TÜV Süd, Nvidia und AVL kooperieren Grundlagen zur Homologation hochautomatisierter Fahrzeuge

Bevor hochautomatisierte Fahrzeuge auf Straße kommen, müssen sie zugelassen werden. TÜV Süd, Nvidia und AVL erforschen zusammen die Grundlagen zur Homologation hochautomatisierter Fahrzeuge.
Bevor hochautomatisierte Fahrzeuge auf Straße kommen, müssen sie zugelassen werden. TÜV Süd, Nvidia und AVL erforschen zusammen die Grundlagen zur Homologation hochautomatisierter Fahrzeuge.

Aufgrund der vielen zu testenden Fahrsituationen spielt zukünftig Simulation eine zentrale Rolle bei der Homologation automatisierter Fahrzeuge. Zur Validierung der Simulation als Methode für die Fahrzeugzulassung starten TÜV Süd, Nvidia und AVL eine Kooperation.

Neben herkömmlichen Fahrversuchen spielt zukünftig die Simulation eine zentrale Rolle. Für annähernd jede mögliche Fahrsituation – TÜV SÜD-Fachleute schätzen 100 Millionen Situationen pro vollautomatisierter Fahrfunktion – muss sichergestellt sein, dass das Fahrzeug richtig und sicher reagiert. Skalierbare Verifikations- und Nachweismethoden sind also nötig, um diese enorm hohe Zahl zu meistern. Hier kommt die Simulation von Fahrsituationen als Methode ins Spiel. Die Kooperationspartner TÜV Süd, Nvidia und AVL arbeiten nun gemeinsam daran, die Simulation als Freigabewerkzeug zu validieren und zu etablieren. »Technisch sicherzustellen, dass automatisierte Fahrfunktionen exakt und sicher ausgeführt werden, ist eine der größten Herausforderungen bei der Homologation und Zulassung autonomer Fahrzeuge«, erklärte Patrick Fruth, Leiter der Division Mobility beim TÜV Süd.

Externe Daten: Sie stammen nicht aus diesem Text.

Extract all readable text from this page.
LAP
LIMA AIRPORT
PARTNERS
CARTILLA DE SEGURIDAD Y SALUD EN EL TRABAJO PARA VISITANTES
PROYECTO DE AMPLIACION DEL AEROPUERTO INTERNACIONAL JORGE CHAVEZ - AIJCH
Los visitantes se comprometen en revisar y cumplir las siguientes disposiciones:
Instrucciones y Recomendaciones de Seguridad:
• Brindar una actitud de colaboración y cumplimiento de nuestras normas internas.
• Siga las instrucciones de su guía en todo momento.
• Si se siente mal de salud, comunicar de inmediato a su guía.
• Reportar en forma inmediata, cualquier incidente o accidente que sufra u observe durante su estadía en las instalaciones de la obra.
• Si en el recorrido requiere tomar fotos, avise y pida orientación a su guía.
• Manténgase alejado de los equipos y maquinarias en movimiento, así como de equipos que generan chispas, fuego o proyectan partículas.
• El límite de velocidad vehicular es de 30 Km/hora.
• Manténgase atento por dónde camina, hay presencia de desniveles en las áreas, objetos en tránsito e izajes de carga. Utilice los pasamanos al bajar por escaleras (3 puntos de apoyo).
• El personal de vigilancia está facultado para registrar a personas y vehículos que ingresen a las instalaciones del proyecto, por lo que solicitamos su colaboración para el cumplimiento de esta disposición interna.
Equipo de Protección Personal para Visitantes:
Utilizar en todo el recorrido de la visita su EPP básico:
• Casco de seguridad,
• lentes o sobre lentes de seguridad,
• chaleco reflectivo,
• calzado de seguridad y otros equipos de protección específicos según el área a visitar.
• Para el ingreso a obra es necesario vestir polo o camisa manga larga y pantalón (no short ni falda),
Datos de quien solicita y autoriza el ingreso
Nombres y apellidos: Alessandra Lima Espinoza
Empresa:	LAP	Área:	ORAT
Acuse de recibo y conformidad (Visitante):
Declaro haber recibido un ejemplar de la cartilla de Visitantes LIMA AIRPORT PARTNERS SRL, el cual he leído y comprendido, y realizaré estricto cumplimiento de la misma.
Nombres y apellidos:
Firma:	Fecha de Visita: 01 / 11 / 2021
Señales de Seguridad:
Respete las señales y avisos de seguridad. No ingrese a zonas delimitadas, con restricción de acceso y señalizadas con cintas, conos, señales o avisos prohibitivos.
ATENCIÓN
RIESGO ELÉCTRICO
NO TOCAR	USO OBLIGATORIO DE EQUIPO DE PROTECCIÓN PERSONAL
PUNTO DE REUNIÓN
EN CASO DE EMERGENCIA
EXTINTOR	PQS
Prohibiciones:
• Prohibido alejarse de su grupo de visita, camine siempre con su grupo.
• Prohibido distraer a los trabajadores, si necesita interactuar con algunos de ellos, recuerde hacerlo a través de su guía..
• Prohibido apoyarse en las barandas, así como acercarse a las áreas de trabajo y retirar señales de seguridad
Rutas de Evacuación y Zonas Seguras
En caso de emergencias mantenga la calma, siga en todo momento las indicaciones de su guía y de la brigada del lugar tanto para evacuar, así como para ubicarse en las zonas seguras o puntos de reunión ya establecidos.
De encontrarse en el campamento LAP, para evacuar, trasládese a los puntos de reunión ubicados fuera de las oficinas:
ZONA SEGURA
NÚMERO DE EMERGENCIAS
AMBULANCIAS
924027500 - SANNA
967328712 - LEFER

Die Aufgabenverteilung der Partner: Eine Brücke zwischen realen Fahrversuchen und virtuellen Situationen will AVL mit dem AVL Drivingcube schlagen. Auf dem von AVL entwickelten Prüfstand können die automatisierten Fahrfunktionen in einem realen Fahrzeug geprüft werden. Georg List, Vice President für die Unternehmensstrategie bei AVL erläutert: »In dieser Kooperation verbinden wir Simulation über verschiedene Umgebungen bis hin zum Vehicle-in-the-Loop, also dem Gesamtfahrzeug am Prüfstand, um eine effiziente Entwicklungs- und Validierungsumgebung zu ermöglichen. Diese Lösung erlaubt es, beispielsweise die Fahrzeugelektronik, verbaut in einem realen Auto, virtuellen Verkehrssituationen aus unserem Szenarien-Generator über unserer Co-Simulationslösung Model.Connect auszusetzen. Damit können wir ein Auto hier für die Verhältnisse in der Rush Hour auf der 5th Avenue in New York testen und kommen damit so nahe an reale Fahrversuche heran, dass wir einen digitalen Zwilling mit hoher Korrelation aufbauen können.«

Die Definition der Sicherheitsanforderungen, exemplarisch kritischer Fahrszenarien sowie die notwendigen Bewertungskriterien ist die Hauptaufgabe von TÜV Süd. Zusätzlich verantwortet TÜV Süd die Bewertung, ob die eingesetzten Prüfmittel wie Simulation oder Prüfstand vertrauenswürdig sind.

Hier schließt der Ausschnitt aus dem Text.